The exact prorated amount is always shown in the Impact Preview panel before you confirm, so you can verify it looks correct. Stripe's proration algorithm accounts for any existing credits or discounts on the subscription.
Can I roll back a price change?
For scheduled changes (next billing cycle) that haven't yet taken effect: yes. Release the subscription schedule from the Stripe Dashboard and the queued change is cancelled. The subscription stays on its current price.
For immediate changes that have already been applied: there's no automatic rollback. You would need to run another price change — either through PricePilot's single-subscription flow or another bulk migration — to move subscribers back to the previous price. If an incorrect prorated invoice has already been generated, you can void or credit it from the Stripe Dashboard's invoices section.
Does this work with metered / usage-based billing?
Partially. PricePilot can migrate subscribers who are currently on metered prices to a new price — both single-subscription and bulk flows support this. What it cannot do is show a proration preview for metered subscriptions, because Stripe's upcoming invoice API doesn't support previewing metered billing subscriptions in all configurations.
PricePilot also cannot create new metered prices. The Create & Migrate flow creates licensed (quantity-based) flat-rate or tiered prices. If you need to migrate to a new metered price, create the destination price directly in your Stripe Dashboard first, then use PricePilot's standard Bulk Migration flow with that price as the target.
When a metered source price is selected in a bulk migration, PricePilot will show a note in the review screen advising that existing usage will be billed at the old rate before the new price takes effect.
Is my customer data stored anywhere outside Stripe?
No. PricePilot operates entirely within the Stripe App iframe — it has no external backend server, no database, and no external API calls. All data (subscriptions, prices, customer records) is fetched directly from Stripe's API using your account's credentials within the Stripe App sandbox. Nothing leaves Stripe.
This is by design. The Stripe App platform gives PricePilot scoped, read/write access to your account's data, but that data never transits through any servers we operate.

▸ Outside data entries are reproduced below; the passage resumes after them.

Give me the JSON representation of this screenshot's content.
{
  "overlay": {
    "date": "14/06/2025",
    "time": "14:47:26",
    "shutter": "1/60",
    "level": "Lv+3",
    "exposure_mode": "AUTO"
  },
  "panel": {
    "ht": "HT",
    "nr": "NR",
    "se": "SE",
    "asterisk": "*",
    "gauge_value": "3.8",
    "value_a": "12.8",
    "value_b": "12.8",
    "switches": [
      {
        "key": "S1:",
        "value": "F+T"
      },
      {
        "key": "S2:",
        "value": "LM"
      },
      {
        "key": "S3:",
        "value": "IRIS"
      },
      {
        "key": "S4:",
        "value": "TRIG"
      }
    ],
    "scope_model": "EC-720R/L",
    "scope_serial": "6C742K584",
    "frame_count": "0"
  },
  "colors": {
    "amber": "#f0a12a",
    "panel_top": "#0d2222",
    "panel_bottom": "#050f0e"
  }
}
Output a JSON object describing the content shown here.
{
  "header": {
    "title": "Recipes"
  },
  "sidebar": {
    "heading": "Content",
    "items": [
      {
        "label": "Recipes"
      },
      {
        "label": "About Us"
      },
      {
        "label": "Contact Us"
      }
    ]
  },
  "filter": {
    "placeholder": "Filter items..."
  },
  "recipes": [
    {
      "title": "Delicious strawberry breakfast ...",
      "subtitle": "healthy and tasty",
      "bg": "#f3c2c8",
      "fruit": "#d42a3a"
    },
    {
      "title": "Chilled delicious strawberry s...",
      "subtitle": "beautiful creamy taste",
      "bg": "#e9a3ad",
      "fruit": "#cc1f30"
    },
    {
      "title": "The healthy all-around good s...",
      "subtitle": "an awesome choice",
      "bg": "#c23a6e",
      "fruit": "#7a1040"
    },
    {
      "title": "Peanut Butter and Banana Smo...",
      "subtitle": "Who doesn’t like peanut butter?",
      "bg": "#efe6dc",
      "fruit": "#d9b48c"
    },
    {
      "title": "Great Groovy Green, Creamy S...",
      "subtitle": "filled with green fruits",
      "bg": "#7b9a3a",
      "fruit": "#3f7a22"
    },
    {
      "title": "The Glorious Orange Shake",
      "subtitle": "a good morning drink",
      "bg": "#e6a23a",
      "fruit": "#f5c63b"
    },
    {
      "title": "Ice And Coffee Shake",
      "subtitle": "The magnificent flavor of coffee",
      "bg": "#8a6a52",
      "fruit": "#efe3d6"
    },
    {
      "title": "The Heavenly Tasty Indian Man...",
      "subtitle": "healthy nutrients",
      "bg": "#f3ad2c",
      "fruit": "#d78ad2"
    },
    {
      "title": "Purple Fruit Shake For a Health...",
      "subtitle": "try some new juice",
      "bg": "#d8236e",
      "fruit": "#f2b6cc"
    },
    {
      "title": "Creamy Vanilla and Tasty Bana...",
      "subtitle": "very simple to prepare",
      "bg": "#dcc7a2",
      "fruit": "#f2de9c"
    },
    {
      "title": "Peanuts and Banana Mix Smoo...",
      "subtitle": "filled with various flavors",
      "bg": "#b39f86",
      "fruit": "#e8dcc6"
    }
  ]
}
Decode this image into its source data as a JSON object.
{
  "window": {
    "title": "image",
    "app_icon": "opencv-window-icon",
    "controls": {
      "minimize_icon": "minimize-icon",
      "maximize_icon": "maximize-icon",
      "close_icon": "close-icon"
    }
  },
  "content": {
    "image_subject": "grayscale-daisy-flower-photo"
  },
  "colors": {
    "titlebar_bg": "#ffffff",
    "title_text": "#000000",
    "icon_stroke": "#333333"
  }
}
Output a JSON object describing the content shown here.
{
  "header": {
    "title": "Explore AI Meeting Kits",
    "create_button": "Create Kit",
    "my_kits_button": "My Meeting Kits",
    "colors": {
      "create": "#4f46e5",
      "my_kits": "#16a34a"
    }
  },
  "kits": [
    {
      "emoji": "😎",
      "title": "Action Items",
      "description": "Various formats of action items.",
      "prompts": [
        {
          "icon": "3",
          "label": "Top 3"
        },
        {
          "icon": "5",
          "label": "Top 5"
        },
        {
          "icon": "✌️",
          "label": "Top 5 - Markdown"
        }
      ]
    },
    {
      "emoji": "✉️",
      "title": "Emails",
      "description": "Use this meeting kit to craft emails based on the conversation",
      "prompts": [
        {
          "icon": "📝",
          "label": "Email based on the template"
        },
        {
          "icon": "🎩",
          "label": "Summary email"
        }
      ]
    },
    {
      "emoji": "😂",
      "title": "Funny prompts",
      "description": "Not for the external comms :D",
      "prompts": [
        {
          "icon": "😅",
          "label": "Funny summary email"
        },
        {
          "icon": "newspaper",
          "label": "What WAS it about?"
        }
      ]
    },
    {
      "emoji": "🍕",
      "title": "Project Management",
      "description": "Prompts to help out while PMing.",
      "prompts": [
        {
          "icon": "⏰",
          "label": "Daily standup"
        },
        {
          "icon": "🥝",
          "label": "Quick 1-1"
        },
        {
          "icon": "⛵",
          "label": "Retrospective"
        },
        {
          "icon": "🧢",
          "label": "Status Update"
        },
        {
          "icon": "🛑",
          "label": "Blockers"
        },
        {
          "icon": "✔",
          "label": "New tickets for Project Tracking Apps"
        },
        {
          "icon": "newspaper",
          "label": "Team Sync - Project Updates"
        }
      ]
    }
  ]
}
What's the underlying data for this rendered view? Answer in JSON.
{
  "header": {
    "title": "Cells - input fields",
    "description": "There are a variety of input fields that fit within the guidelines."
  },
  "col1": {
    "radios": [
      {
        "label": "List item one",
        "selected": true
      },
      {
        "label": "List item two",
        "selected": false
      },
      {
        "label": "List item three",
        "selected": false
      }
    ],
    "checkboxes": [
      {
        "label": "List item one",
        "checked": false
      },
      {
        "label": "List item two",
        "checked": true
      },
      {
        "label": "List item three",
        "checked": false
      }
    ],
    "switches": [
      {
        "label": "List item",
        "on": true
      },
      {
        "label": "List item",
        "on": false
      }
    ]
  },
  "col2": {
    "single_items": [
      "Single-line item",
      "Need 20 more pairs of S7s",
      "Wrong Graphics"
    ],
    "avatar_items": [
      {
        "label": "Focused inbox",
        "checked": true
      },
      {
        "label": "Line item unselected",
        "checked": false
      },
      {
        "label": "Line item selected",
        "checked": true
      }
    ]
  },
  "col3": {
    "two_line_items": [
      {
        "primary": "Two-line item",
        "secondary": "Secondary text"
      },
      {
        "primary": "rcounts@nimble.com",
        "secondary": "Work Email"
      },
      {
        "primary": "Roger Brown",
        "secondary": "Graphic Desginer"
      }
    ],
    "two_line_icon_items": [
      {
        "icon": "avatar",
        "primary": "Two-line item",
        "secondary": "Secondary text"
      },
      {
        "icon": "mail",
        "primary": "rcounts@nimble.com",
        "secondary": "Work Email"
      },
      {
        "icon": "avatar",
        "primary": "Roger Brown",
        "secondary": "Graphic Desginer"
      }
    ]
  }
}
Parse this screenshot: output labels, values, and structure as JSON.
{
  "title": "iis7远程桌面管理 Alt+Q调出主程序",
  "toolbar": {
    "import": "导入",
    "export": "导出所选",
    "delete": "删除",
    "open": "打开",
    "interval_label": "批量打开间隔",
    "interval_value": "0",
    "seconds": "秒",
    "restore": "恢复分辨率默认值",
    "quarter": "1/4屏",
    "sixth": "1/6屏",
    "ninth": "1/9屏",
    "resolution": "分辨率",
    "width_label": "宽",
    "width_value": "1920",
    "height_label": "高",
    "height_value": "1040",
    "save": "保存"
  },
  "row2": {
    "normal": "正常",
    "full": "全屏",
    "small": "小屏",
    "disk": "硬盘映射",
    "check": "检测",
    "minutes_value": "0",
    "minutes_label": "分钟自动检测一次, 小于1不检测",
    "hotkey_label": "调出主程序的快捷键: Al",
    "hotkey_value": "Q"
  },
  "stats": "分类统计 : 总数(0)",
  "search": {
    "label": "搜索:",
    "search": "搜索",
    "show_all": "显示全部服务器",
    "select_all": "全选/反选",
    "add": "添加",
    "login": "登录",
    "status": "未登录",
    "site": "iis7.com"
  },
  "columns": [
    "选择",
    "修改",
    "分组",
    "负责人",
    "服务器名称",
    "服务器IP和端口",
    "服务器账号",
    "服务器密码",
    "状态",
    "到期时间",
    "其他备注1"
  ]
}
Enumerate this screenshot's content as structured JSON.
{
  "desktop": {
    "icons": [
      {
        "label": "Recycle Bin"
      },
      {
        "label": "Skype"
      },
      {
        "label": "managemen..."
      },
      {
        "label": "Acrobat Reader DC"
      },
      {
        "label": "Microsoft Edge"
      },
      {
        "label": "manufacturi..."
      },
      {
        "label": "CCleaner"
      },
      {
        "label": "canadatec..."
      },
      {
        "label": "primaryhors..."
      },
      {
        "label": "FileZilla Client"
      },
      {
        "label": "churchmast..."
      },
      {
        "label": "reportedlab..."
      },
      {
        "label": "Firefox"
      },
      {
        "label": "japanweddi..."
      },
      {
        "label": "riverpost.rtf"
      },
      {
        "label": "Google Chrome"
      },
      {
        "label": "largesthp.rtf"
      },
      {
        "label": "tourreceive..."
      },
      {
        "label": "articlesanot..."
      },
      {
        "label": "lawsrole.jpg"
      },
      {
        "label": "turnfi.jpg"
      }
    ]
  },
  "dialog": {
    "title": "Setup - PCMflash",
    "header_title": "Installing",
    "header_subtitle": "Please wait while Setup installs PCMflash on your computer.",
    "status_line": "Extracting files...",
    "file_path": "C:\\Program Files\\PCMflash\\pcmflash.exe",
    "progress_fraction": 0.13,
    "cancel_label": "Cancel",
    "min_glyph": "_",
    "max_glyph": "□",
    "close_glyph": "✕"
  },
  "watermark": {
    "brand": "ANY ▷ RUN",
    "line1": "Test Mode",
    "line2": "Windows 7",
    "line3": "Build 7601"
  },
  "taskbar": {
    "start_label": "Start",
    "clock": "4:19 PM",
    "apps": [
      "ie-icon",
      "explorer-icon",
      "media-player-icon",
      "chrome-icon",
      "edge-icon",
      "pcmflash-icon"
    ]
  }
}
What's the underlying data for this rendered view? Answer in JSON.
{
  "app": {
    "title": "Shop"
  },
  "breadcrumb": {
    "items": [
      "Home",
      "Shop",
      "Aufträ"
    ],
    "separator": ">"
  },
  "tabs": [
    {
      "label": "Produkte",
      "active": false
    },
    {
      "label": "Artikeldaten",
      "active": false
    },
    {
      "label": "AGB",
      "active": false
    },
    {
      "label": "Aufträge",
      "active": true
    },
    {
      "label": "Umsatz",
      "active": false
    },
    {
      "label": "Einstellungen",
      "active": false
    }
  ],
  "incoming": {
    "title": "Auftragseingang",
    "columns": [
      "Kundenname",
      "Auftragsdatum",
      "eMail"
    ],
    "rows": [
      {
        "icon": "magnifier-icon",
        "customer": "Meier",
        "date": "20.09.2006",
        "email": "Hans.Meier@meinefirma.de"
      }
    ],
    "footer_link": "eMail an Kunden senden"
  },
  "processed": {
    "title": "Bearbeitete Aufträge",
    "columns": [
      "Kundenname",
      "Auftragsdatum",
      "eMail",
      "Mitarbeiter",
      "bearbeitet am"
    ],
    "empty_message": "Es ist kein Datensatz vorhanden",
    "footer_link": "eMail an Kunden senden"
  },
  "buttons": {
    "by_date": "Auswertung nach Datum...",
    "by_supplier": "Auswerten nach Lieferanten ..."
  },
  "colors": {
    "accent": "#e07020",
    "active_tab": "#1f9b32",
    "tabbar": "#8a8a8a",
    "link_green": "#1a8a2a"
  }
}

What if a bulk migration partially fails?
PricePilot processes each subscription independently. A failure on one subscription does not stop the migration — PricePilot continues through the remaining subscriptions and reports the final counts of successes and failures at the end.
Failed subscriptions are listed by ID in the results screen. Common causes of individual failures include: the subscription is paused or in an incompatible state, the target price uses a different currency than the subscription, or a Stripe API rate limit was hit. You can click through to those subscriptions in the Stripe Dashboard to investigate, then update them individually using PricePilot's single-subscription flow or directly via the Stripe Dashboard.
Successfully migrated subscriptions are not rolled back if other subscriptions in the same run fail — there is no all-or-nothing transaction. If you need to roll back a batch, use the bulk migration flow to move all affected subscribers back to the original price.